Von der Leyen, consciente de ses limites, a souligné qu’elle ne peut pas imposer de réformes fondamentales par décret. Elle doit obtenir le soutien d’une majorité,et dans de nombreux cas,l’approbation unanime des 27 États membres,un processus souvent lent et parfois bloqué.
Cette situation est régulièrement critiquée, notamment par d’anciens dirigeants comme Mario Draghi, qui a plaidé l’année dernière pour une transition vers une prise de décision à la majorité qualifiée.Von der leyen a elle-même déclaré qu’il était temps de “se libérer des entraves de l’unanimité”.

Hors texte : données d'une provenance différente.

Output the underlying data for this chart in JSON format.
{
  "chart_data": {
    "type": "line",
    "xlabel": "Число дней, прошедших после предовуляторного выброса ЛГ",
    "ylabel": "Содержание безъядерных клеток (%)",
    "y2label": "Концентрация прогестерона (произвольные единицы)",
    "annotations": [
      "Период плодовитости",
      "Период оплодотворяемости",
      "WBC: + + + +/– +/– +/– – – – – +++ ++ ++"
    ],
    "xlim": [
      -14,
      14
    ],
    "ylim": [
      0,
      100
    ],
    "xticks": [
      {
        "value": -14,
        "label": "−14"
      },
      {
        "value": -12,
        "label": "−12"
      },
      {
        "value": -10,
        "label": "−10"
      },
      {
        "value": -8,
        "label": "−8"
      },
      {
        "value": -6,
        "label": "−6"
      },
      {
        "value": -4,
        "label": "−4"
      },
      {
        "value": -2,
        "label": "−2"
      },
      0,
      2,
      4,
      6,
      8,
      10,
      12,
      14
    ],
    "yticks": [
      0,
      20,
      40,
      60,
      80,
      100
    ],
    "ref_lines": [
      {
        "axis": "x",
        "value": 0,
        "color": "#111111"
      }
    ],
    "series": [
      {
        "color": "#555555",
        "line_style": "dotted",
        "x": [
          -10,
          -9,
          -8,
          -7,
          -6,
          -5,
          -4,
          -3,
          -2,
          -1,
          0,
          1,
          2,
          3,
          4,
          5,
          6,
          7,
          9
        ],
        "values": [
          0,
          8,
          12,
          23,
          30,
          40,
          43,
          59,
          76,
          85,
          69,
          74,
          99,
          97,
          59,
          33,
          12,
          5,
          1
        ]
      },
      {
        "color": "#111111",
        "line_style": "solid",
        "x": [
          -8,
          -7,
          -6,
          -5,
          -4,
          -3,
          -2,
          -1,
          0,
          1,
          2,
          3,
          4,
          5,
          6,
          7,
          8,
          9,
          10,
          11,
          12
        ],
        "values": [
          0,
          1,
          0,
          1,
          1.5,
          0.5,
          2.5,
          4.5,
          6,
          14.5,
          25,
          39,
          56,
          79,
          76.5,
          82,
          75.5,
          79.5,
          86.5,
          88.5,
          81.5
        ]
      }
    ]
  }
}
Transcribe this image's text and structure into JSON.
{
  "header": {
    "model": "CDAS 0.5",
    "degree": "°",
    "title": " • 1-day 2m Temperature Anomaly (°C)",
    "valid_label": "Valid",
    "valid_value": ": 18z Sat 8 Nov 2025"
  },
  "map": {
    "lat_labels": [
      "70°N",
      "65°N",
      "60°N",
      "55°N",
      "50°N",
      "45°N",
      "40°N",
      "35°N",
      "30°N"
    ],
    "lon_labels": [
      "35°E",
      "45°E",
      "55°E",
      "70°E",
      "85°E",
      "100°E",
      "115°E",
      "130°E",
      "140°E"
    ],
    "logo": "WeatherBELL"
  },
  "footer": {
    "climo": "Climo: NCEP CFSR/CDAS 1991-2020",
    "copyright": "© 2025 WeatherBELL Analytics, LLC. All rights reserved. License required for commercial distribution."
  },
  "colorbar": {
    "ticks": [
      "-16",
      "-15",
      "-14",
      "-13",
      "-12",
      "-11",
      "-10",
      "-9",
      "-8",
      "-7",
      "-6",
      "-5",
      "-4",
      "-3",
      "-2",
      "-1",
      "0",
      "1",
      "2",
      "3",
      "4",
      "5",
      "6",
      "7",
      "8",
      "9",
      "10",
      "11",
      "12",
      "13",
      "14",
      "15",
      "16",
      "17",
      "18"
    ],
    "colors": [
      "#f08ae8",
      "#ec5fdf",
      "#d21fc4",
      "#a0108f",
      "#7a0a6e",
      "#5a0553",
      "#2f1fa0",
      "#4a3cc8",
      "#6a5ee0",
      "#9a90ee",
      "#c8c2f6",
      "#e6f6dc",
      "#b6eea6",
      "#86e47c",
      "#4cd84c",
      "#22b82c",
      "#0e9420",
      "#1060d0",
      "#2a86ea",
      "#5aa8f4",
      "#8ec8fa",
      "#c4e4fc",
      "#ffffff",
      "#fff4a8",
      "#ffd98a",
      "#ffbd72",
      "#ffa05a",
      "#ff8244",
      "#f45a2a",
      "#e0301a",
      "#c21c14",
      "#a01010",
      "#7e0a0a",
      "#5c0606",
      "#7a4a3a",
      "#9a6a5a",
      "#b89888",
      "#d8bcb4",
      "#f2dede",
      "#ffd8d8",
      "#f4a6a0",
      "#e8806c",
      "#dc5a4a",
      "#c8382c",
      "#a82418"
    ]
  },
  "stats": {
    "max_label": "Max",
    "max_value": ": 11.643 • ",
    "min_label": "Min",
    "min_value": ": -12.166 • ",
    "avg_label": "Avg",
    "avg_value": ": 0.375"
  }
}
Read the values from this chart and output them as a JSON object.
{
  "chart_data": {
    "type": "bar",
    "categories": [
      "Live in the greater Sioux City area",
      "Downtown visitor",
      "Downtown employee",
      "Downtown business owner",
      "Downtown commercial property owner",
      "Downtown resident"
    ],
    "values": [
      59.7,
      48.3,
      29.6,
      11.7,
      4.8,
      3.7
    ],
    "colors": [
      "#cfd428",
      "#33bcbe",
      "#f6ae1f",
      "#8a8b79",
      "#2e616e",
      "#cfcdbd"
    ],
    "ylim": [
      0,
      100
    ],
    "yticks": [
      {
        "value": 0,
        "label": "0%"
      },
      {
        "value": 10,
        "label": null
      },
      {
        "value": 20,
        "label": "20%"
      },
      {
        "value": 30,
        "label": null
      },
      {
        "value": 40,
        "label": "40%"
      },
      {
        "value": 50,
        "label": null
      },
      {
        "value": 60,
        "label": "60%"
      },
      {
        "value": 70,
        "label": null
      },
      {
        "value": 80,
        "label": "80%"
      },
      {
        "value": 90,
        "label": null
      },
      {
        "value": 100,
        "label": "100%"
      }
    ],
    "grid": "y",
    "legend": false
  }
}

Le principe de l’unanimité, initialement conçu pour protéger les intérêts nationaux, est aujourd’hui perçu par beaucoup comme un frein à l’efficacité de l’UE, en particulier face aux défis urgents tels que les crises économiques, les enjeux géopolitiques et les transitions écologiques.
Contexte et enjeux historiques :
L’exigence de l’unanimité dans certains domaines de la politique européenne remonte aux origines de l’Union, lorsque les États membres étaient réticents à céder davantage de souveraineté. Au fil des décennies,cette règle a été maintenue,malgré les appels à la réforme,en raison des craintes de certains États de voir leurs intérêts nationaux marginalisés.
les implications d’un changement de règle :
Le passage à une prise de décision à la majorité qualifiée permettrait à l’UE d’agir plus rapidement et plus efficacement, en évitant les blocages causés par un seul État membre. Cela pourrait faciliter l’adoption de politiques communes ambitieuses dans des domaines tels que la politique étrangère, la défense, l’énergie et l’environnement.
Cependant, un tel changement soulève également des questions importantes concernant la légitimité démocratique et la protection des intérêts minoritaires.Il est essentiel de trouver un équilibre entre l’efficacité et la préservation des droits de tous les États membres.
L’avenir de cette proposition reste incertain, car elle nécessite l’accord unanime des 27 États membres pour être mise en œuvre. La présidente von der Leyen devra donc mener une bataille diplomatique intense pour convaincre les sceptiques et surmonter les obstacles politiques.